When Gerald Perdue urges black teen-agers to rise above the drug dealing, gang violence and other dangers that plague the nation's cities, he speaks from experience. And his words carry a dose of crisp reality that has already captured audiences nationwide.
"The drugs, the money, the gold, the women," Perdue says, "will only last so long."
The 18-year-old Inglewood resident, his language laced with expressions from the tough streets of Long Beach where he grew up, has transformed himself from gangbanger to anti-gang activist. Once a drug dealer, he is now a spokesman for the benefits of staying in school. No longer a teen-age statistic heading for a life of despair, Perdue is heading for college and a future of which he is finally in control.
There are not many gang members who win speech contests, who are elected vice president of the student council, who serve on national education panels. Perdue, who says he has been jumped by rivals and shot at numerous times, is one.
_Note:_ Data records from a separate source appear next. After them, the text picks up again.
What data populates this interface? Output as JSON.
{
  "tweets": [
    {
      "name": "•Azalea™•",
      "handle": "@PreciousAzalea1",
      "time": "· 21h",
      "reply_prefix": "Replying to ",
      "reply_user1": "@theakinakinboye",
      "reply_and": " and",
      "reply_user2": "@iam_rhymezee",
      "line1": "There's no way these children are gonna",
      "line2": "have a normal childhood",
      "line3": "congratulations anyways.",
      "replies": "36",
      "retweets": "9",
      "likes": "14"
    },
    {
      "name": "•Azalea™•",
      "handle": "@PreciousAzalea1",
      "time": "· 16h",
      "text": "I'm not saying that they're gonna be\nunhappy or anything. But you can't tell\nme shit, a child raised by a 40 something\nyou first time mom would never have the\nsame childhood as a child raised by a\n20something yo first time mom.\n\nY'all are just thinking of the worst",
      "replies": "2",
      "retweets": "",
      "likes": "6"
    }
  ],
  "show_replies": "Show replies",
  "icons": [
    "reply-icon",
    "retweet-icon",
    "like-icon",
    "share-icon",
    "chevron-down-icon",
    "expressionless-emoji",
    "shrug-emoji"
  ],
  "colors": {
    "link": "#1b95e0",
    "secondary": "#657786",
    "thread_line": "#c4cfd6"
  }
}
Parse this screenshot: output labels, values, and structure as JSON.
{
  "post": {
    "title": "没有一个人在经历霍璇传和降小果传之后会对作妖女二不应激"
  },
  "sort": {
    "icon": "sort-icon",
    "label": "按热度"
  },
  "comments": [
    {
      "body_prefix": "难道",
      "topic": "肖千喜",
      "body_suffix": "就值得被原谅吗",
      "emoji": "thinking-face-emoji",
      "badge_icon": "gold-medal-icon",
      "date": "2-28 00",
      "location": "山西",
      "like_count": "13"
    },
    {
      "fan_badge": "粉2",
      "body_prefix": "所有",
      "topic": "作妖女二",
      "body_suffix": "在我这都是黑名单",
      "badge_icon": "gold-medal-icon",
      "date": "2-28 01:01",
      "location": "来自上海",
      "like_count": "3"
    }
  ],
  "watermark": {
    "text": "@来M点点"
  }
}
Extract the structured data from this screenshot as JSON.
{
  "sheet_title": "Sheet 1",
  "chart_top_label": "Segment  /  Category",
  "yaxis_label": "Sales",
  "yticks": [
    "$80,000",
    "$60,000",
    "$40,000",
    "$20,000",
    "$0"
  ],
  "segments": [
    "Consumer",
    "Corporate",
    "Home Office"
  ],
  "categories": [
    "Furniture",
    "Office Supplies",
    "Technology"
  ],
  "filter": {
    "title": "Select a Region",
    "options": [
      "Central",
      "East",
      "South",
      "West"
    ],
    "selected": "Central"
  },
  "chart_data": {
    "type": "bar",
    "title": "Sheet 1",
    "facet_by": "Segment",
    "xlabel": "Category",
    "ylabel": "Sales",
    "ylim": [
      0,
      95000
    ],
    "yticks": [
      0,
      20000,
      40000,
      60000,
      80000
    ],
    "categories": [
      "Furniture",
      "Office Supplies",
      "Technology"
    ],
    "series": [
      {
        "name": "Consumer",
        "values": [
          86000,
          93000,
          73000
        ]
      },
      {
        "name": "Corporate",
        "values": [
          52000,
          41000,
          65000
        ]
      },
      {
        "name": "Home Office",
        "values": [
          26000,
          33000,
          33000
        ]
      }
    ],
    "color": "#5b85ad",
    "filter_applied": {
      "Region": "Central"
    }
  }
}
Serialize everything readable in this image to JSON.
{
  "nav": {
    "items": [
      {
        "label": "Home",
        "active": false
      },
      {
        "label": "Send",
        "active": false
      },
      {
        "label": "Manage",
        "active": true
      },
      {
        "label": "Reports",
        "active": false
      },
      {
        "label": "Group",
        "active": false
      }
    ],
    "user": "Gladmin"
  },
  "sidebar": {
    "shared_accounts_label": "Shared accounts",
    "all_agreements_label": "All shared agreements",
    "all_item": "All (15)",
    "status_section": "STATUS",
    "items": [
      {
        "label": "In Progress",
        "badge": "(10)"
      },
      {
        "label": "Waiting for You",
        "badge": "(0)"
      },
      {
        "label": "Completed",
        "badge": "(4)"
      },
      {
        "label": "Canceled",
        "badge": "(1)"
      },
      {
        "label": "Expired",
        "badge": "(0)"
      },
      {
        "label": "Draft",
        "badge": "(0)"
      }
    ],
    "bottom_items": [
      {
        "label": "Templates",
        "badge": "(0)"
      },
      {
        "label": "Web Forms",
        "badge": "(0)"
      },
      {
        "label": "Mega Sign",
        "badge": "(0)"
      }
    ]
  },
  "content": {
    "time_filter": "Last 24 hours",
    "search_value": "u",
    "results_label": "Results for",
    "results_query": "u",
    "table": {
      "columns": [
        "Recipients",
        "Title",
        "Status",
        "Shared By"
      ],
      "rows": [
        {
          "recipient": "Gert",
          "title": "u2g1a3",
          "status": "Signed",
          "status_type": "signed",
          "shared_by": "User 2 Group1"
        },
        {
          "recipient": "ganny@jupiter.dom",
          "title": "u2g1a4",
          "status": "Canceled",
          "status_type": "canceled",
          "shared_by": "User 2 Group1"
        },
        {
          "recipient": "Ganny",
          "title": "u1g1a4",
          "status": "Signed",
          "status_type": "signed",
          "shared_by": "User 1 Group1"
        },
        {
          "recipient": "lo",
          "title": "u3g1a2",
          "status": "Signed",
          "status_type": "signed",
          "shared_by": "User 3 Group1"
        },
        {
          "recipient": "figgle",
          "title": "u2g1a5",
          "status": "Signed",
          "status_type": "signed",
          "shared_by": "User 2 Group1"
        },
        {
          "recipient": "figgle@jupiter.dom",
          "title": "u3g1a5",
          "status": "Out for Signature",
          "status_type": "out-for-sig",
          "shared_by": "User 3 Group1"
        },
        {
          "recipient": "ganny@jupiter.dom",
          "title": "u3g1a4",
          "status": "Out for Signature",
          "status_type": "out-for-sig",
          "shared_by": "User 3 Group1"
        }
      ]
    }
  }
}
Perdue said he became a gang member in 1988 when a group of his friends circled him in a Long Beach park and started beating him as part of his gang initiation. Within less than a year he had become an active drug dealer.
Perdue said he began protecting another dealer and later branched out on his own, selling marijuana and, later, cocaine and crack with a friend he knew only as Jay. The pair's network reached into San Diego, Portland and San Francisco and earned each about $5,000 a week, Perdue said.
His mother, Teresa Perdue, said she struggled with her son during his period on the street.
"The more I tried to force him to change, the more he resisted," she said. "I had to come to a reality where I had to let him understand for himself that that is not the way to go. . . . I never gave up. I constantly was on my knees praying."
Perdue vividly remembers the moment--April 27, 1989, at about 4:30 p.m.--when he turned his life around.
He and Jay knew rivals were after them. Both their cars had been shot up that day, Perdue said. They were nervously making their way through the neighborhood when his friend began questioning Perdue about why he was dealing drugs. Jay then brought up an unusual subject.
"Man, you really need to go back to school," Perdue recalled his friend saying.
The two parted, and less than a minute later, Perdue heard automatic gunfire. Running back, Perdue found Jay face down on a stairway with bullet holes covering the back of his head and neck, he said.
"I just stood there looking at him," Perdue said. "I said: 'They killed my homeboy. What am I going to do now?' First I thought about the money. Then I thought, 'It could have been me.' Then I thought, 'Maybe I should go back to school.' "
He did just that. Perdue said he gathered together the khakis and rags that used to be his uniform and dumped them in the trash. He bought new pants, trimmed his long hair and moved with his mother to Inglewood. At Hillcrest Continuation High School, Perdue was placed in a special program for at-risk youth sponsored by Cities in School Inc. and Burger King.
Perdue speaks emotionally about the rigors of street life but he is hesitant to name his former gang, so he does not alienate gang members in rival sets, or disclose details of his gang-related activities on the streets.
Principal Arthur C. Butler remembers the shy teen-ager who used to hang out by a fence and largely keep to himself. Nurturing by the Hillcrest staff, Butler said, brought out an inquisitive, gregarious youngster who loved to talk, who wanted to learn, who realized firsthand the futility of life on the street.
"Gerald Perdue says to us that there is hope," Butler said.
Instead of counting handfuls of drug money, Perdue is now an accountant trainee for the Los Angeles Kings at the Forum. He is also an orator with a message that cannot be learned in any book.
He won Inglewood's annual Martin Luther King Jr. speech contest in February with an examination of King's noted "I Have a Dream" speech. He spoke about the tough realities of the streets at an educational conference in Washington. He appeared on the "CBS Morning Program" as an example of a high school dropout who dropped back in.
"I've seen him make adults cry," Butler said. "When he gave his Martin Luther King speech, people were coming up with tears in their eyes. He has a knack for getting to the emotional nerve of people."
Perdue, who will enroll at Rust College in Mississippi after receiving his high school diploma next month, knows he has a powerful message and is confident that he can reach those headed for the life he once lived.
"I see myself as a role model for my black brothers and sisters," he said. "I always had morals and values, but when I got on the street I lost them. When I went back to school, the Gerald Perdue I knew came back--the Gerald my mother gave birth to, not Gerald the gangster."
Unfortunately, Perdue's message will not reach his former homeboys--and that's his main point.
"All the dudes I hung around with," he said, "are in jail or dead."